Limitations & Future Work¶
- Heavy reliance on mesh quality: Errors in the proxy mesh directly affect ray tracing results (e.g., self-intersections), posing challenges for thin structures or extremely specular surfaces.
- Quantitatively tested primarily on synthetic data: Relighting/albedo quantitative comparisons are limited to synthetic sets; performance on real-world complex materials/lighting requires further investigation.

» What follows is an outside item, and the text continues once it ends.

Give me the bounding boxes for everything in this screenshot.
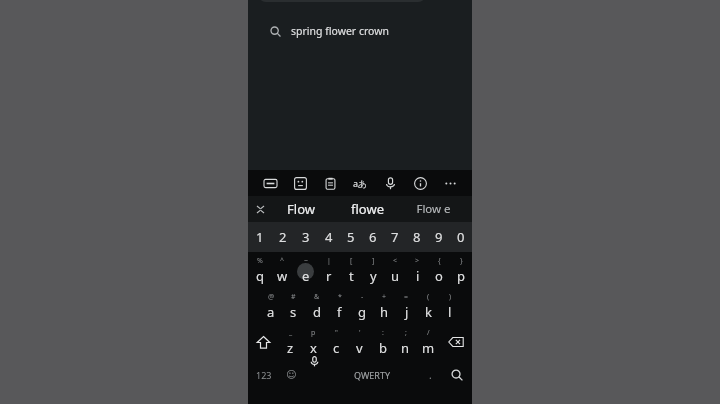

- Empirical hyperparameters: Many settings (voxel size, power of 1.35, intersection thresholds) are hand-tuned, and robustness across diverse scenarios remains to be fully explored.
Related Work & Insights¶
- vs. Approximation Methods (GS-IR / GI-GS): These trade physical realism for speed; Ours provides true path tracing and significantly leads in relighting PSNR.
- vs. Gaussian Ray Tracers (R3DG / IRGS / 3DGRT): These trace Gaussians directly and are slow; Ours moves tracing to a proxy mesh, achieving real-time performance while surpassing IRGS in PSNR.
- vs. Explicit Geometry Inverse Rendering: GHPT essentially grafts the mature "mesh + PBDR + FIPT" pipeline onto the Gaussian representation, bridging the gap between Gaussian representations and traditional graphics shading pipes.
Rating¶
- Novelty: ⭐⭐⭐⭐ Systematically migrates hybrid path tracing to Gaussian relighting, though components are existing building blocks.
- Experimental Thoroughness: ⭐⭐⭐⭐ Solid comparisons and real-time profiling, though lacking quantitative real-world relighting metrics.
- Writing Quality: ⭐⭐⭐⭐ Clear motivation and structure.
- Value: ⭐⭐⭐⭐ First schemed for real-time, physically correct Gaussian relighting with significant utility for AR/VR assets.